INTERVIEW: Tim Easton
Alt-Country Star Discusses His Folk Album, "Break Your Mother's Heart" (New West Records)
By: Alex Steininger
Raised in Akron, Ohio, singer-songwriter Tim Easton, best known for his rocking brand of alt-country and earthy, folk-bred songwriting, was due a record that really showed off his ability to craft poignant folk songs just as touching as his more rock-based numbers.
Easton, who writes all his songs on an acoustic guitar first, and then elaborates on them, brings this type of intimacy and starkness to his third full-length, and second for New West, Break Your Mother's Heart, his strongest collection of songwriting to date.
Bringing in veteran L.A. players to put the record to tape, including the Heartbreakers' Mike Campbell, Easton has created his most polished - songwriting and production wise - record to date.
"I was trying to give everyone direction, while still learning how to do it," Easton says of the recording process, and working with veteran musicians. "I was dealing with seasoned veterans, so the biggest problem was getting my point across. Most of the time I would just play the song and they would follow."
With each musician following Easton's lead, crafting their own parts, Break Your Mother's Heart took on a life of its own. Together, they charted Easton's songwriting in a natural direction, a direction Easton has previously explored, but never throughout an entire record like he does on Break Your Mother's Heart.

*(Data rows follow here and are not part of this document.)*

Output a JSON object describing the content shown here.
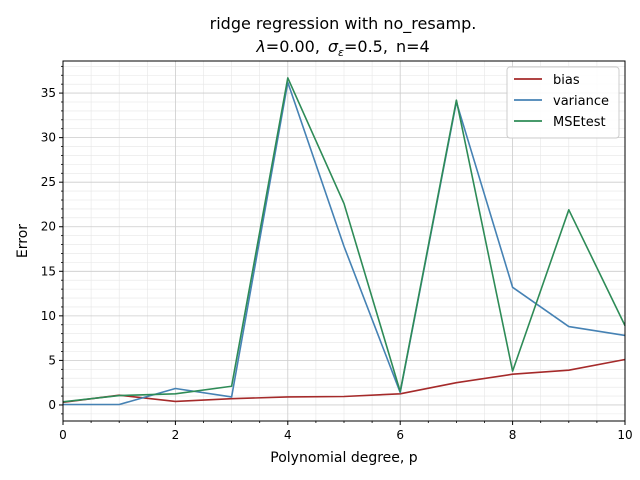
{
  "chart_data": {
    "type": "line",
    "title_line1": "ridge regression with no_resamp.",
    "title_line2": {
      "lambda_symbol": "λ",
      "lambda_value": "=0.00,",
      "sigma_symbol": "σ",
      "sigma_sub": "ε",
      "sigma_value": "=0.5,",
      "n_text": "n=4"
    },
    "xlabel": "Polynomial degree, p",
    "ylabel": "Error",
    "xlim": [
      0,
      10
    ],
    "ylim": [
      -1.8,
      38.6
    ],
    "xticks": [
      0,
      2,
      4,
      6,
      8,
      10
    ],
    "yticks": [
      0,
      5,
      10,
      15,
      20,
      25,
      30,
      35
    ],
    "grid": true,
    "legend_position": "top-right",
    "x": [
      0,
      1,
      2,
      3,
      4,
      5,
      6,
      7,
      8,
      9,
      10
    ],
    "series": [
      {
        "name": "bias",
        "color": "#a52a2a",
        "values": [
          0.3,
          1.1,
          0.4,
          0.7,
          0.9,
          0.95,
          1.25,
          2.5,
          3.45,
          3.9,
          5.1
        ]
      },
      {
        "name": "variance",
        "color": "#4682b4",
        "values": [
          0.05,
          0.05,
          1.85,
          0.9,
          36.2,
          17.8,
          1.4,
          34.0,
          13.2,
          8.8,
          7.8
        ]
      },
      {
        "name": "MSEtest",
        "color": "#2e8b57",
        "values": [
          0.35,
          1.05,
          1.25,
          2.1,
          36.7,
          22.6,
          1.5,
          34.2,
          3.8,
          21.9,
          8.9
        ]
      }
    ]
  }
}
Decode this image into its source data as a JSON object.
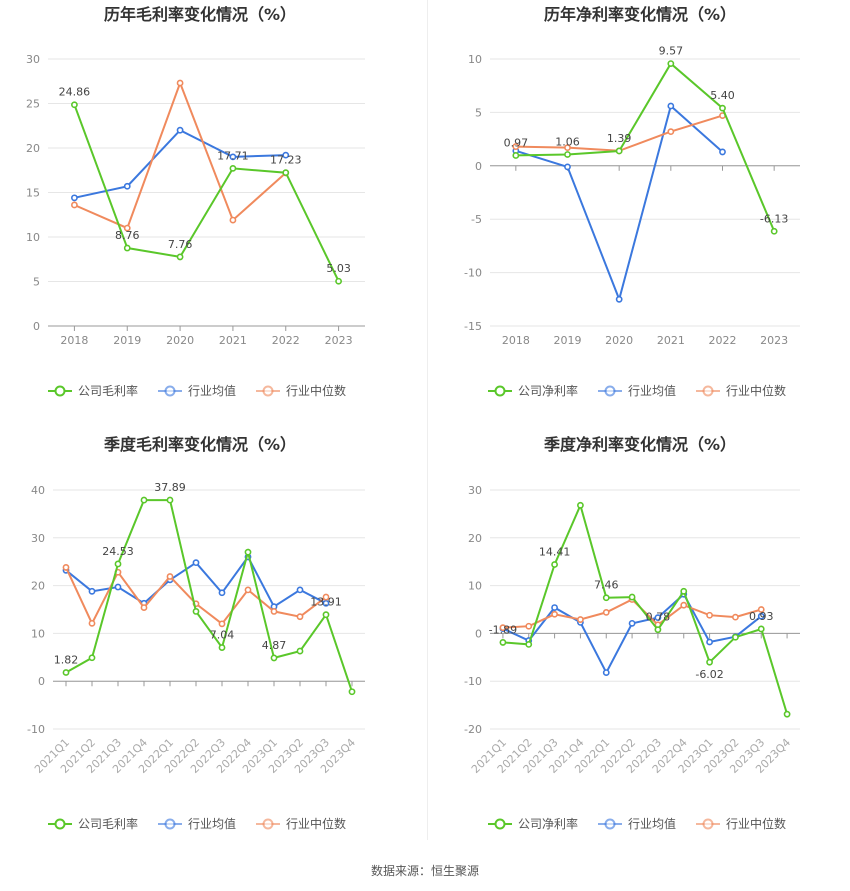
{
  "footer": {
    "source": "数据来源：恒生聚源"
  },
  "colors": {
    "company": "#5ac72a",
    "avg": "#3b78de",
    "median": "#f08a5d",
    "grid": "#e6e6e6",
    "axis": "#999999",
    "tick": "#888888",
    "title": "#333333",
    "label": "#444444"
  },
  "chart_data": [
    {
      "id": "annual-gross",
      "type": "line",
      "title": "历年毛利率变化情况（%）",
      "categories": [
        "2018",
        "2019",
        "2020",
        "2021",
        "2022",
        "2023"
      ],
      "ylim": [
        0,
        30
      ],
      "yticks": [
        0,
        5,
        10,
        15,
        20,
        25,
        30
      ],
      "grid": true,
      "legend_position": "bottom",
      "series": [
        {
          "key": "company",
          "name": "公司毛利率",
          "values": [
            24.86,
            8.76,
            7.76,
            17.71,
            17.23,
            5.03
          ]
        },
        {
          "key": "avg",
          "name": "行业均值",
          "values": [
            14.4,
            15.7,
            22.0,
            19.0,
            19.2,
            null
          ]
        },
        {
          "key": "median",
          "name": "行业中位数",
          "values": [
            13.6,
            11.0,
            27.3,
            11.9,
            17.2,
            null
          ]
        }
      ],
      "data_labels": [
        {
          "index": 0,
          "text": "24.86",
          "pos": "above"
        },
        {
          "index": 1,
          "text": "8.76",
          "pos": "above"
        },
        {
          "index": 2,
          "text": "7.76",
          "pos": "above"
        },
        {
          "index": 3,
          "text": "17.71",
          "pos": "above"
        },
        {
          "index": 4,
          "text": "17.23",
          "pos": "above"
        },
        {
          "index": 5,
          "text": "5.03",
          "pos": "above"
        }
      ]
    },
    {
      "id": "annual-net",
      "type": "line",
      "title": "历年净利率变化情况（%）",
      "categories": [
        "2018",
        "2019",
        "2020",
        "2021",
        "2022",
        "2023"
      ],
      "ylim": [
        -15,
        10
      ],
      "yticks": [
        -15,
        -10,
        -5,
        0,
        5,
        10
      ],
      "grid": true,
      "legend_position": "bottom",
      "series": [
        {
          "key": "company",
          "name": "公司净利率",
          "values": [
            0.97,
            1.06,
            1.39,
            9.57,
            5.4,
            -6.13
          ]
        },
        {
          "key": "avg",
          "name": "行业均值",
          "values": [
            1.4,
            -0.1,
            -12.5,
            5.6,
            1.3,
            null
          ]
        },
        {
          "key": "median",
          "name": "行业中位数",
          "values": [
            1.8,
            1.7,
            1.4,
            3.2,
            4.7,
            null
          ]
        }
      ],
      "data_labels": [
        {
          "index": 0,
          "text": "0.97",
          "pos": "above"
        },
        {
          "index": 1,
          "text": "1.06",
          "pos": "above"
        },
        {
          "index": 2,
          "text": "1.39",
          "pos": "above"
        },
        {
          "index": 3,
          "text": "9.57",
          "pos": "above"
        },
        {
          "index": 4,
          "text": "5.40",
          "pos": "above"
        },
        {
          "index": 5,
          "text": "-6.13",
          "pos": "above"
        }
      ]
    },
    {
      "id": "quarterly-gross",
      "type": "line",
      "title": "季度毛利率变化情况（%）",
      "categories": [
        "2021Q1",
        "2021Q2",
        "2021Q3",
        "2021Q4",
        "2022Q1",
        "2022Q2",
        "2022Q3",
        "2022Q4",
        "2023Q1",
        "2023Q2",
        "2023Q3",
        "2023Q4"
      ],
      "ylim": [
        -10,
        40
      ],
      "yticks": [
        -10,
        0,
        10,
        20,
        30,
        40
      ],
      "grid": true,
      "legend_position": "bottom",
      "rotate_x_labels": true,
      "series": [
        {
          "key": "company",
          "name": "公司毛利率",
          "values": [
            1.82,
            4.9,
            24.53,
            37.89,
            37.89,
            14.6,
            7.04,
            27.0,
            4.87,
            6.3,
            13.91,
            -2.2
          ]
        },
        {
          "key": "avg",
          "name": "行业均值",
          "values": [
            23.2,
            18.8,
            19.7,
            16.3,
            21.2,
            24.8,
            18.5,
            26.0,
            15.6,
            19.1,
            16.3,
            null
          ]
        },
        {
          "key": "median",
          "name": "行业中位数",
          "values": [
            23.8,
            12.1,
            22.8,
            15.4,
            21.9,
            16.2,
            12.0,
            19.1,
            14.6,
            13.5,
            17.6,
            null
          ]
        }
      ],
      "data_labels": [
        {
          "index": 0,
          "text": "1.82",
          "pos": "above"
        },
        {
          "index": 2,
          "text": "24.53",
          "pos": "above"
        },
        {
          "index": 4,
          "text": "37.89",
          "pos": "above"
        },
        {
          "index": 6,
          "text": "7.04",
          "pos": "above"
        },
        {
          "index": 8,
          "text": "4.87",
          "pos": "above"
        },
        {
          "index": 10,
          "text": "13.91",
          "pos": "above"
        }
      ]
    },
    {
      "id": "quarterly-net",
      "type": "line",
      "title": "季度净利率变化情况（%）",
      "categories": [
        "2021Q1",
        "2021Q2",
        "2021Q3",
        "2021Q4",
        "2022Q1",
        "2022Q2",
        "2022Q3",
        "2022Q4",
        "2023Q1",
        "2023Q2",
        "2023Q3",
        "2023Q4"
      ],
      "ylim": [
        -20,
        30
      ],
      "yticks": [
        -20,
        -10,
        0,
        10,
        20,
        30
      ],
      "grid": true,
      "legend_position": "bottom",
      "rotate_x_labels": true,
      "series": [
        {
          "key": "company",
          "name": "公司净利率",
          "values": [
            -1.89,
            -2.3,
            14.41,
            26.8,
            7.46,
            7.6,
            0.78,
            8.8,
            -6.02,
            -0.8,
            0.93,
            -16.9
          ]
        },
        {
          "key": "avg",
          "name": "行业均值",
          "values": [
            1.0,
            -1.5,
            5.4,
            2.3,
            -8.2,
            2.1,
            3.3,
            8.2,
            -1.8,
            -0.7,
            3.6,
            null
          ]
        },
        {
          "key": "median",
          "name": "行业中位数",
          "values": [
            1.2,
            1.5,
            4.0,
            2.9,
            4.4,
            7.1,
            1.8,
            5.9,
            3.8,
            3.4,
            5.0,
            null
          ]
        }
      ],
      "data_labels": [
        {
          "index": 0,
          "text": "-1.89",
          "pos": "above"
        },
        {
          "index": 2,
          "text": "14.41",
          "pos": "above"
        },
        {
          "index": 4,
          "text": "7.46",
          "pos": "above"
        },
        {
          "index": 6,
          "text": "0.78",
          "pos": "above"
        },
        {
          "index": 8,
          "text": "-6.02",
          "pos": "below"
        },
        {
          "index": 10,
          "text": "0.93",
          "pos": "above"
        }
      ]
    }
  ]
}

A workhorse and a man who loves touring, once the record was done, it was done. Easton had no second thoughts about it, no regrets, and nothing holding him back. As he puts it, "once the record was done, all I wanted to do was hit the road and play the record live for people. It is a year old to me, so I want to tour behind it and write new songs."
It is this kind of professionalism and enthusiasm that shines through on Break Your Mother's Heart. Its polished, rounded corners and palatable presentation just the surface, while hiding underneath is Easton's impeccable songwriting, his ability to write a cozy, fireplace melody while dredging up a teary-eyed story of someone out of place in life, or a heart-wrenching tale of lost love and deceit.
For Easton however, there is no looking back.
"I don't really listen to my records," he casually tells me. "I haven't listened to Break Your Mother's Heart since I finished it."
However, when pressed to talk about Break Your Mother's Heart and the triumphs he experienced making the record, he proudly tells you what he loves most about it.
"'John Gilmartin' [a song on the record] gives me the feeling of a warm, live band and I like the singing on it," he tells me. "I also love my mandolin playing on the record. All those parts were first takes. I just went in and did them, and I'm very proud of that."
Easton, who moved to L.A. to pursue a record deal in 1999, spends most of his time on the road. Earlier this year he packed his bags and moved to Athens, Georgia, though he feels weird calling Athens home.
"I haven't lived in L.A. since last October, but I haven't been home to Athens, Georgia a lot, either, so it feels weird to say I moved to Athens," he jokes.
Recently finishing up a full-band tour in support of Break Your Mother's Heart and then hitting the road with The Jayhawks (this time only with an acoustic guitar), Easton's touring schedule seems to be booked solid throughout the remainder of 2003.
"After the Jayhawks tour I'm going to see the Flaming Lips and Bob Dylan," Easton says excitedly. "I'm taking off for two weeks and spending the time off in a van seeing music."
While most artists would use their 'vacation' time to sit at home and rest before their next tour, Easton hopes in a van to go see music, a true musician's musician. Look for him in your city soon.